Business leaders 'need to be visible to their workers' to encourage better performance, survey finds

Business leaders must take advantage of communication tools to keep their workforces productive, a new survey has found.

The People 1st Training Company and ICM study found that nearly one in three (31%) of the working public said that if their boss (the leader of their firm) is more visible, their business performs better.

More than one quarter of people (28%) feel better about their role and and the firm they work for if they see or hear from their company's leader, according to the research.

However, 27% of staff never see their boss, and in larger firms this increases to 43% of workers.

Director of the People 1st Training Company, Sharon Glancy, said: "A difficult business environment means tough decisions for CEOs but connecting with staff is an important part of creating a strong and positive company culture.

"Being a visible leader is not about keeping tabs on staff but creating a strong vision for the company that all staff can be part of."

Seeing those in a leadership role is set to become more important, as younger members of staff and those who use social media value hearing and seeing their boss more than older workers do.

One in three (31%) of those aged 18 to 24 said that it makes them work harder if they see or hear from their boss, but just 5% felt the same in the 55 to 64 age group.

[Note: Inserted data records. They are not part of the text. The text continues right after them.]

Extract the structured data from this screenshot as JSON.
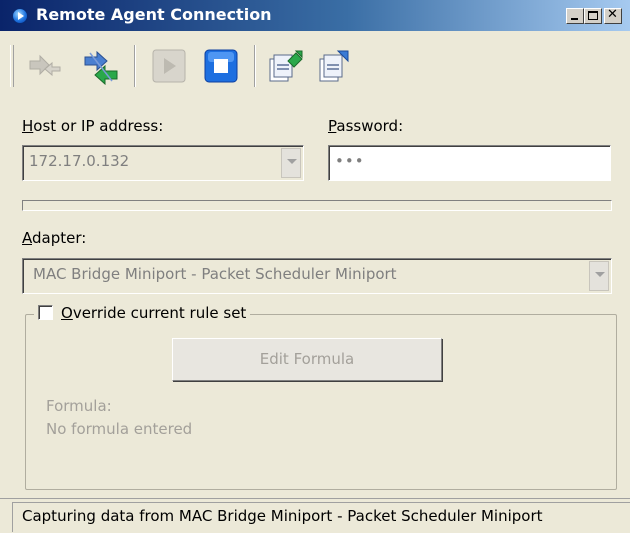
{
  "window": {
    "title": "Remote Agent Connection",
    "title_icon": "agent-play-icon",
    "controls": {
      "minimize": "_",
      "maximize": "□",
      "close": "✕"
    }
  },
  "toolbar": {
    "tools": [
      {
        "name": "connect",
        "icon": "connect-arrows-icon",
        "enabled": false
      },
      {
        "name": "disconnect",
        "icon": "exchange-arrows-icon",
        "enabled": true
      },
      {
        "name": "start",
        "icon": "play-icon",
        "enabled": false
      },
      {
        "name": "stop",
        "icon": "stop-icon",
        "enabled": true
      },
      {
        "name": "export",
        "icon": "export-files-icon",
        "enabled": true
      },
      {
        "name": "import",
        "icon": "import-files-icon",
        "enabled": true
      }
    ]
  },
  "host": {
    "label_underlined": "H",
    "label_rest": "ost or IP address:",
    "value": "172.17.0.132"
  },
  "password": {
    "label_underlined": "P",
    "label_rest": "assword:",
    "value": "•••"
  },
  "adapter": {
    "label_underlined": "A",
    "label_rest": "dapter:",
    "value": "MAC Bridge Miniport - Packet Scheduler Miniport"
  },
  "override": {
    "label_underlined": "O",
    "label_rest": "verride current rule set",
    "checked": false
  },
  "formula": {
    "button_label": "Edit Formula",
    "caption": "Formula:",
    "value": "No formula entered"
  },
  "status": {
    "text": "Capturing data from MAC Bridge Miniport - Packet Scheduler Miniport"
  },
  "colors": {
    "title_start": "#0a246a",
    "title_end": "#a6caf0",
    "face": "#ece9d8",
    "disabled_text": "#a3a09a",
    "stop_blue": "#1d6fe0",
    "arrow_green": "#2aa84a"
  }
}
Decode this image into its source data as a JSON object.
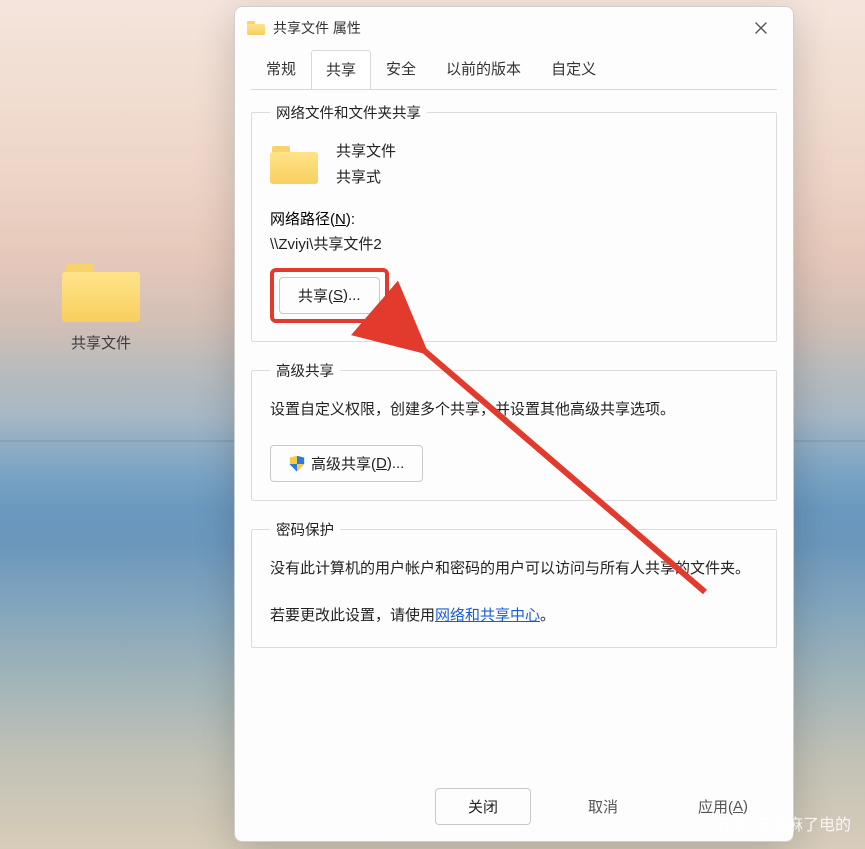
{
  "desktop": {
    "folder_label": "共享文件"
  },
  "dialog": {
    "title": "共享文件 属性",
    "tabs": [
      "常规",
      "共享",
      "安全",
      "以前的版本",
      "自定义"
    ]
  },
  "sections": {
    "network": {
      "legend": "网络文件和文件夹共享",
      "name": "共享文件",
      "status": "共享式",
      "path_label_pre": "网络路径(",
      "path_label_u": "N",
      "path_label_post": "):",
      "path_value": "\\\\Zviyi\\共享文件2",
      "share_btn_pre": "共享(",
      "share_btn_u": "S",
      "share_btn_post": ")..."
    },
    "advanced": {
      "legend": "高级共享",
      "desc": "设置自定义权限，创建多个共享，并设置其他高级共享选项。",
      "btn_pre": "高级共享(",
      "btn_u": "D",
      "btn_post": ")..."
    },
    "password": {
      "legend": "密码保护",
      "desc1": "没有此计算机的用户帐户和密码的用户可以访问与所有人共享的文件夹。",
      "desc2_pre": "若要更改此设置，请使用",
      "link": "网络和共享中心",
      "desc2_post": "。"
    }
  },
  "footer": {
    "close": "关闭",
    "cancel": "取消",
    "apply_pre": "应用(",
    "apply_u": "A",
    "apply_post": ")"
  },
  "watermark": "知乎 @手麻了电的",
  "annotation": {
    "highlight": "share-button",
    "arrow_color": "#e23b2e"
  }
}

Some 35% of workers who use social media sites think that when their firm's boss is more visible to workers, the company's performance improves.

Ms Glancy added: "Online technology such as podcasts and webinars, as well as social media channels, offer a variety of ways for leaders to stay in touch with staff that can be light touch but effective.

"With such a clear link to performance, visibility is a key element to successful leadership. Companies must ensure their training programmes support leaders - and those earmarked with leadership potential - to achieve greater agility.

"Today it's a necessity to maintain productivity while also improving communication and strengthening relationships."